Enforcement of Brazil's Forestry Code is very Contentious

A recent decision by the Brazilian Supreme Court reaffirmed the requirement that Brazilian landowners must register their property with the federal government and indicate which areas they will reforest in order to comply with the new Forestry Code. This has been an extremely contentious issue in Brazil since the new Forestry Code Law was passed by the Brazilian Congress on May 25, 2012. The Forestry Code requires that landowners reforest any areas that may have been cleared illegally, even if the clearing was done decades ago.

The Forestry Code requires farmers and ranchers to reforest those areas that were cleared illegally. Restriction on the amount of virgin land that could be cleared were put in place several decades ago, but they were widely ignored as farmers and ranchers pushed into central Brazil in search of more land for grain and livestock production. Even though the restrictions were on the books, there was virtually no effort at enforcement.

The original restrictions on how much land that could be cleared depended on the type of native vegetation that was originally present. If the original vegetation was what is called low-cerrado, which is basically a grassland, 20% of that original vegetation was required to be left in its native state. The percentage of land that must be set-aside and not cleared increased as the native vegetation became larger. It topped out with rain forest vegetation which required that 80% of that type of vegetation be left in its original state.

Land that was cleared and settled before the new restriction took affect is exempt for the new regulations. In order to qualify for the exemptions, landowners must produce documentation as to when the land was cleared. The documentation could include such things as land titles, sales records, contracts, rental agreements, etc.

Brazilian farmers and ranchers are now required to indicate what part of their property will be reforested and become what is classified as the Legal Reserve. This Legal Reserve must correspond to the percentage of the land that should have been left in its original native vegetation.

Now that the Brazilian Supreme Court has reaffirmed the requirements of the Forestry Code, enforcement action is starting to take place.

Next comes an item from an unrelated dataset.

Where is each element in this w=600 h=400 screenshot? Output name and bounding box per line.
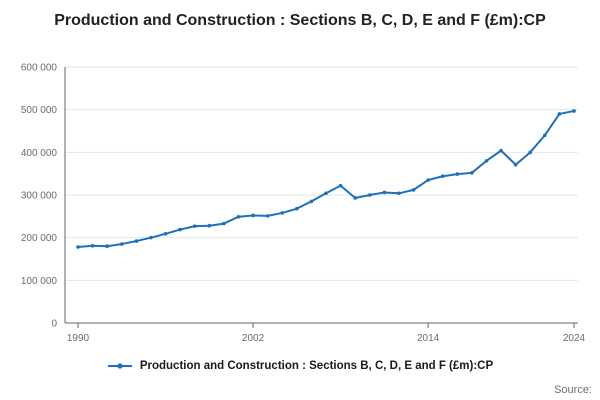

In early July, the Public Minister (MP) for the state of Sao Paulo started civil litigation against a farmer who had cleared essentially all of his property to plant sugarcane, but had not indicated the 20% of his property that will be reforested and become the Legal Reserve. The landowner is contesting the order because he indicated that the land was cleared before the Forestry Code too affect in 2012 and that retroactively enforcing regulations that are decades is illegal.

These type of legal battles are certain to expand as more enforcement action is undertaken.